Gray Angelfish
French Angelfish
Queen Angelfish

Angelfish are a type of ray-finned fish.  Marine angelfish are a diverse group of more than 85 species that inhabit warm, shallow waters of the Atlantic, Pacific and Indian Ocean.  The 3 above are common in the Caribbean.

Angelfish can reach 2 to 24 inches in length, depending on the species, but commonly 8 to 12 inches and can live up to 15 years.

Identification of male and female angelfish is not an easy task because they are equal in size and have the same coloration of the body.  Angelfish will change colors as it gets older.  Black stipes may fade into yellow as it ages. Health, nutrition, and breeding activities can also bring on changes in color.

Angelfish are also known as protogynous hermaphrodites which means a female will change into a male at a certain point in her life.

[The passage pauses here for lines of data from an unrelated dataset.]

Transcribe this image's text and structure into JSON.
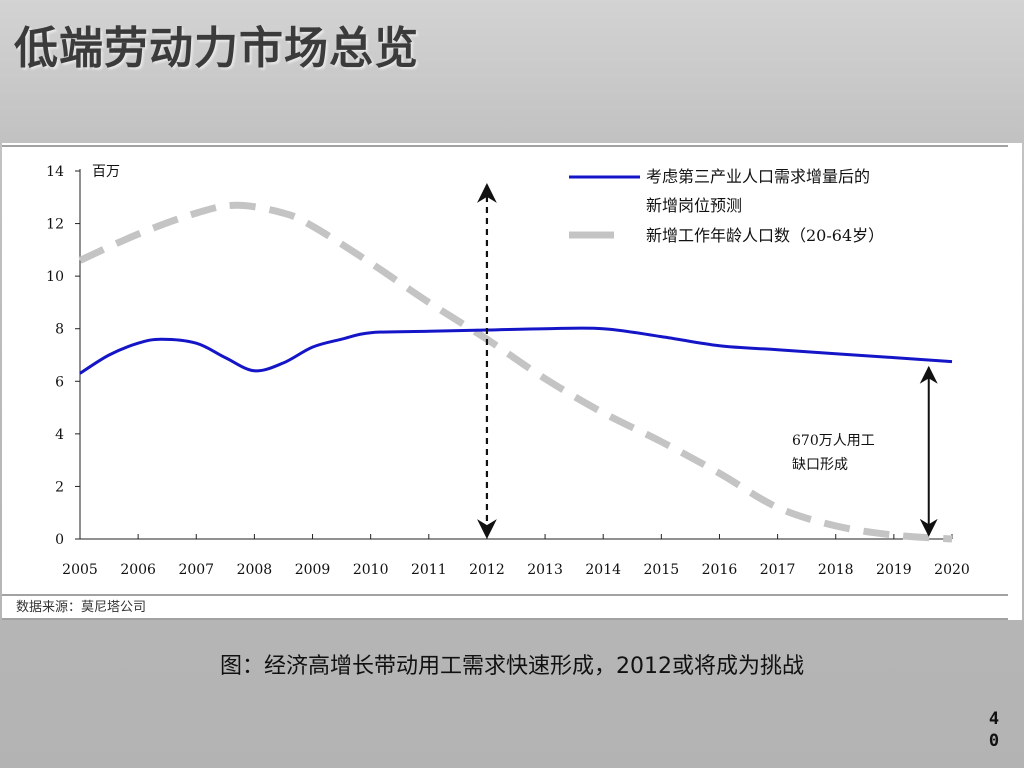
{
  "slide": {
    "title": "低端劳动力市场总览",
    "caption": "图：经济高增长带动用工需求快速形成，2012或将成为挑战",
    "page_number": [
      "4",
      "0"
    ]
  },
  "chart_data": {
    "type": "line",
    "ylabel_unit": "百万",
    "x": [
      2005,
      2006,
      2007,
      2008,
      2009,
      2010,
      2011,
      2012,
      2013,
      2014,
      2015,
      2016,
      2017,
      2018,
      2019,
      2020
    ],
    "x_tick_labels": [
      "2005",
      "2006",
      "2007",
      "2008",
      "2009",
      "2010",
      "2011",
      "2012",
      "2013",
      "2014",
      "2015",
      "2016",
      "2017",
      "2018",
      "2019",
      "2020"
    ],
    "ylim": [
      0,
      14
    ],
    "y_ticks": [
      0,
      2,
      4,
      6,
      8,
      10,
      12,
      14
    ],
    "y_tick_labels": [
      "0",
      "2",
      "4",
      "6",
      "8",
      "10",
      "12",
      "14"
    ],
    "series": [
      {
        "name": "考虑第三产业人口需求增量后的新增岗位预测",
        "legend_lines": [
          "考虑第三产业人口需求增量后的",
          "新增岗位预测"
        ],
        "color": "#1515c8",
        "style": "solid",
        "points": [
          [
            2005,
            6.3
          ],
          [
            2005.5,
            7.0
          ],
          [
            2006,
            7.45
          ],
          [
            2006.4,
            7.6
          ],
          [
            2007,
            7.45
          ],
          [
            2007.5,
            6.9
          ],
          [
            2008,
            6.4
          ],
          [
            2008.5,
            6.7
          ],
          [
            2009,
            7.3
          ],
          [
            2009.5,
            7.6
          ],
          [
            2010,
            7.85
          ],
          [
            2011,
            7.9
          ],
          [
            2012,
            7.95
          ],
          [
            2013,
            8.0
          ],
          [
            2014,
            8.0
          ],
          [
            2015,
            7.7
          ],
          [
            2016,
            7.35
          ],
          [
            2017,
            7.2
          ],
          [
            2018,
            7.05
          ],
          [
            2019,
            6.9
          ],
          [
            2020,
            6.75
          ]
        ]
      },
      {
        "name": "新增工作年龄人口数（20-64岁）",
        "legend_lines": [
          "新增工作年龄人口数（20-64岁）"
        ],
        "color": "#c4c4c4",
        "style": "dashed",
        "points": [
          [
            2005,
            10.6
          ],
          [
            2006,
            11.6
          ],
          [
            2007,
            12.4
          ],
          [
            2007.7,
            12.7
          ],
          [
            2008.5,
            12.4
          ],
          [
            2009,
            11.9
          ],
          [
            2010,
            10.5
          ],
          [
            2011,
            9.0
          ],
          [
            2012,
            7.6
          ],
          [
            2013,
            6.1
          ],
          [
            2014,
            4.8
          ],
          [
            2015,
            3.7
          ],
          [
            2016,
            2.5
          ],
          [
            2017,
            1.2
          ],
          [
            2018,
            0.5
          ],
          [
            2019,
            0.15
          ],
          [
            2020,
            0.0
          ]
        ]
      }
    ],
    "annotations": {
      "gap_label_lines": [
        "670万人用工",
        "缺口形成"
      ],
      "vertical_marker_x": 2012,
      "gap_arrow_x": 2019.6
    },
    "source": "数据来源：莫尼塔公司",
    "legend_placement": "top-right",
    "grid": false
  }
}
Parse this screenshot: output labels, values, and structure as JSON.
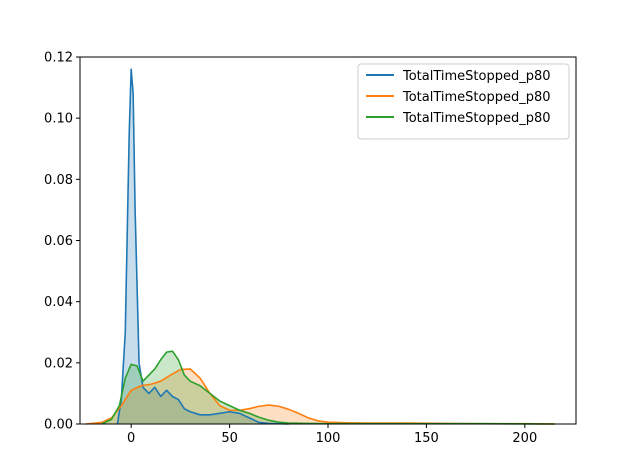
{
  "chart_data": {
    "type": "area",
    "title": "",
    "xlabel": "",
    "ylabel": "",
    "xlim": [
      -26,
      226
    ],
    "ylim": [
      0,
      0.12
    ],
    "x_ticks": [
      0,
      50,
      100,
      150,
      200
    ],
    "y_ticks": [
      0.0,
      0.02,
      0.04,
      0.06,
      0.08,
      0.1,
      0.12
    ],
    "x_tick_labels": [
      "0",
      "50",
      "100",
      "150",
      "200"
    ],
    "y_tick_labels": [
      "0.00",
      "0.02",
      "0.04",
      "0.06",
      "0.08",
      "0.10",
      "0.12"
    ],
    "grid": false,
    "legend_position": "top-right",
    "series": [
      {
        "name": "TotalTimeStopped_p80",
        "color": "#1f77b4",
        "points": [
          [
            -7,
            0
          ],
          [
            -5,
            0.008
          ],
          [
            -3,
            0.03
          ],
          [
            -1,
            0.095
          ],
          [
            0,
            0.116
          ],
          [
            1,
            0.108
          ],
          [
            2,
            0.07
          ],
          [
            4,
            0.02
          ],
          [
            6,
            0.012
          ],
          [
            9,
            0.01
          ],
          [
            12,
            0.012
          ],
          [
            15,
            0.009
          ],
          [
            18,
            0.011
          ],
          [
            21,
            0.009
          ],
          [
            24,
            0.008
          ],
          [
            27,
            0.005
          ],
          [
            30,
            0.004
          ],
          [
            35,
            0.003
          ],
          [
            40,
            0.003
          ],
          [
            45,
            0.0035
          ],
          [
            50,
            0.004
          ],
          [
            55,
            0.0035
          ],
          [
            60,
            0.002
          ],
          [
            65,
            0.0005
          ],
          [
            70,
            0.0002
          ],
          [
            80,
            0
          ]
        ]
      },
      {
        "name": "TotalTimeStopped_p80",
        "color": "#ff7f0e",
        "points": [
          [
            -23,
            0
          ],
          [
            -15,
            0.0005
          ],
          [
            -10,
            0.002
          ],
          [
            -5,
            0.006
          ],
          [
            0,
            0.011
          ],
          [
            5,
            0.0125
          ],
          [
            10,
            0.013
          ],
          [
            15,
            0.014
          ],
          [
            20,
            0.016
          ],
          [
            25,
            0.0178
          ],
          [
            30,
            0.018
          ],
          [
            35,
            0.015
          ],
          [
            40,
            0.01
          ],
          [
            45,
            0.006
          ],
          [
            50,
            0.0045
          ],
          [
            55,
            0.0045
          ],
          [
            60,
            0.005
          ],
          [
            65,
            0.0058
          ],
          [
            70,
            0.0062
          ],
          [
            75,
            0.0058
          ],
          [
            80,
            0.0048
          ],
          [
            85,
            0.0035
          ],
          [
            90,
            0.002
          ],
          [
            95,
            0.001
          ],
          [
            100,
            0.0006
          ],
          [
            110,
            0.0004
          ],
          [
            120,
            0.0003
          ],
          [
            140,
            0.0003
          ],
          [
            160,
            0.0002
          ],
          [
            180,
            0.0001
          ],
          [
            200,
            0.0001
          ],
          [
            215,
            0
          ]
        ]
      },
      {
        "name": "TotalTimeStopped_p80",
        "color": "#2ca02c",
        "points": [
          [
            -15,
            0
          ],
          [
            -10,
            0.0015
          ],
          [
            -6,
            0.006
          ],
          [
            -3,
            0.015
          ],
          [
            0,
            0.0195
          ],
          [
            3,
            0.019
          ],
          [
            6,
            0.014
          ],
          [
            9,
            0.016
          ],
          [
            12,
            0.018
          ],
          [
            15,
            0.021
          ],
          [
            18,
            0.0235
          ],
          [
            21,
            0.0238
          ],
          [
            24,
            0.021
          ],
          [
            27,
            0.016
          ],
          [
            30,
            0.014
          ],
          [
            35,
            0.0125
          ],
          [
            40,
            0.01
          ],
          [
            45,
            0.0075
          ],
          [
            50,
            0.006
          ],
          [
            55,
            0.0045
          ],
          [
            60,
            0.0035
          ],
          [
            65,
            0.0022
          ],
          [
            70,
            0.0012
          ],
          [
            75,
            0.0006
          ],
          [
            80,
            0.0003
          ],
          [
            90,
            0.0002
          ],
          [
            100,
            0.0001
          ],
          [
            120,
            0.0001
          ],
          [
            150,
            0.0001
          ],
          [
            180,
            0.0001
          ],
          [
            215,
            0
          ]
        ]
      }
    ]
  }
}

Their bright colored body provides camouflage in the coral reefs and plays important role in communication.  The body of an angelfish is flat and thin like a pancake. This allows them to slip through the crevices and narrow holes in a coral reef. They can escape a predator this way or access algae or other plant life for nourishment.  Predators include larger fish, Barracudas, and Sharks.  However, their main threat is water pollution.

Angelfish are active during the day, and they are omnivores (their diet is based both on the plants and animals).  Angelfish like to eat sponges, algae, jellyfish and small fish.